Le changement radical de l'architecture spatiale - multiplication des sites de lancement, concurrence de Space X, retour à la propulsion électrique - représente une formidable occasion pour les industriels européens de valoriser leur savoir-faire, face à la concurrence étrangère.
Ariane Space, leader de l'industrie spatiale européenne, est prospère : notre carnet de commandes atteint déjà 4 milliards d'euros. Jusqu'à la mi-2018, sur une base de 6 lanceurs assemblés par an, il y a 25 lanceurs à livrer. Le groupe va lancer également 8 Soyouz et 9 Vega. Nous espérons 12 lancements pour la seule année 2014, année très « institutionnelle » avec un satellite du programme Copernicus de la Commission européenne déjà lancé, un ATV (Automated Transfer Vehicle), dont le lancement est programmé le 24 juillet prochain, et deux lancements de Galileo, dont le premier est prévu le 21 août.
Mais ce calendrier chargé s'inscrit dans un contexte de forte concurrence. Pour résister à celle-ci, Ariane Space organise sa stratégie en trois temps.

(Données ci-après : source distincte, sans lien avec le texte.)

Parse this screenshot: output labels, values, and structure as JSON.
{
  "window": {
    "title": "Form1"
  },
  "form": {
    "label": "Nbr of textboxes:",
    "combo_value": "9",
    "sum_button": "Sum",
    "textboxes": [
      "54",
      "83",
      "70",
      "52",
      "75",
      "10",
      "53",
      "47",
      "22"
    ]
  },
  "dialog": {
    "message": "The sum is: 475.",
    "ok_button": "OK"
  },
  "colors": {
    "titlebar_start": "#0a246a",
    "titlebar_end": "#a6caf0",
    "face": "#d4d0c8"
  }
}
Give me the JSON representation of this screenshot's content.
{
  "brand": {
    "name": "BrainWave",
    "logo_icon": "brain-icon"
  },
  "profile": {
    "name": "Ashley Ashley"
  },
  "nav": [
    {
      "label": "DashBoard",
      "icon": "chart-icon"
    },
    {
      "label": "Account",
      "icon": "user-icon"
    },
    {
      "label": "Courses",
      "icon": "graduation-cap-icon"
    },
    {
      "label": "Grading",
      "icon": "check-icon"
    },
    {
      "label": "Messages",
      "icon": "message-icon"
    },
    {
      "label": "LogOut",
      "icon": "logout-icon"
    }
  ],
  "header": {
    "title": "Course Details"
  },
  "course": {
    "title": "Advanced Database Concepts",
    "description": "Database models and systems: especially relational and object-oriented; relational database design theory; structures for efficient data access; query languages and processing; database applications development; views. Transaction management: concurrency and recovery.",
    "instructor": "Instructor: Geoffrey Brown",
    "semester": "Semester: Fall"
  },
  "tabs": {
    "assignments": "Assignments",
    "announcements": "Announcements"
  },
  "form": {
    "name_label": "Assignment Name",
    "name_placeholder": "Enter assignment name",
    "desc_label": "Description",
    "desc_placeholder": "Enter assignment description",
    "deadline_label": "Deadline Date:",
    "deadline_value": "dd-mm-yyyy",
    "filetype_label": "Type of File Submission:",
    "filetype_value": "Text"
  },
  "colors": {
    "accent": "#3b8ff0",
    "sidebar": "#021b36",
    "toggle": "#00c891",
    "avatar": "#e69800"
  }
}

À court terme, le groupe cherche à renforcer sa compétitivité en termes de coût et en termes de qualité. La maturité du lanceur et la disponibilité technique confortent notre compétitivité-qualité. Nous discutons avec nos partenaires sur la base d'un plan d'économies qui permette une réduction des coûts globaux, tout en marquant une différence sur l'écart de prix avec Space X. En effet, même si le coût d'un lancement par Ariane est supérieur à celui du lanceur Falcon, les services que nous proposons, compte tenu de leur fiabilité et de leur disponibilité, sont nettement supérieurs à ceux de Space X. Cela dit, Ariane Space s'est engagée à réduire les coûts pour le lancement de petits satellites.
À moyen terme, la société mise sur son lanceur Ariane 5 ME. Au regard de la concurrence, en effet, Ariane Space ne peut pas se permettre de manquer des lancements de satellites. Le lanceur Ariane 5 ME sera, dans une certaine mesure, un hybride entre le lanceur Falcon en position basse (jusqu'à 5 tonnes) et le lanceur Proton en position haute. Ariane Space doit ainsi être compétitive dans le domaine des satellites allant de 3,5 à 5 tonnes. Ariane 5 ME sera équipé d'un moteur « ré-allumable », ce qui peut bien se combiner avec la propulsion électrique. La question du coût du lanceur est en cours d'étude.
Pour le long terme, Ariane Space et l'Agence spatiale européenne se projettent sur le lanceur Ariane 6. À cet égard, l'ASE va devoir prendre une décision. Ariane Space, pour sa part, a entrepris une étude de marché prospective. Si la propulsion électrique connaît le succès qu'on espère, il y aura potentiellement, dans l'avenir, une inversion des types de lancement, avec davantage de petits satellites que de gros. Ariane 6 autoriserait des lancements doubles, ce qui rendrait ce lanceur très compétitif pour les petits satellites. Le développement d'Ariane 6 permettrait ainsi de relancer un marché européen devenu vulnérable face à la concurrence américaine.
La quête d'hégémonie des industries spatiales européennes se trouve fortement encouragée par le développement d'Ariane 6. À cet égard, l'accord passé entre Airbus et Safran constitue une impulsion décisive. Cette nouvelle gouvernance m'apparaît indispensable pour deux raisons. La première est toute économique : le nouveau dispositif va permettre de mutualiser les coûts, en simplifiant les relations entre les acteurs. La seconde est d'ordre opérationnel : la filière sera plus réactive, en effet, dès lors que la gouvernance se trouvera clarifiée ; l'exemple de Space X illustre bien, d'ailleurs, ce schéma.
Cette nouvelle gouvernance doit permettre à Ariane Space de conserver sa place de leader sur le marché, et de maintenir ses liens avec l'industrie européenne comme avec l'ASE. Je rappelle que les deux entités sont liées par une convention, et que la mission incombe à Ariane Space de conserver à l'Europe son autonomie d'accès à l'espace.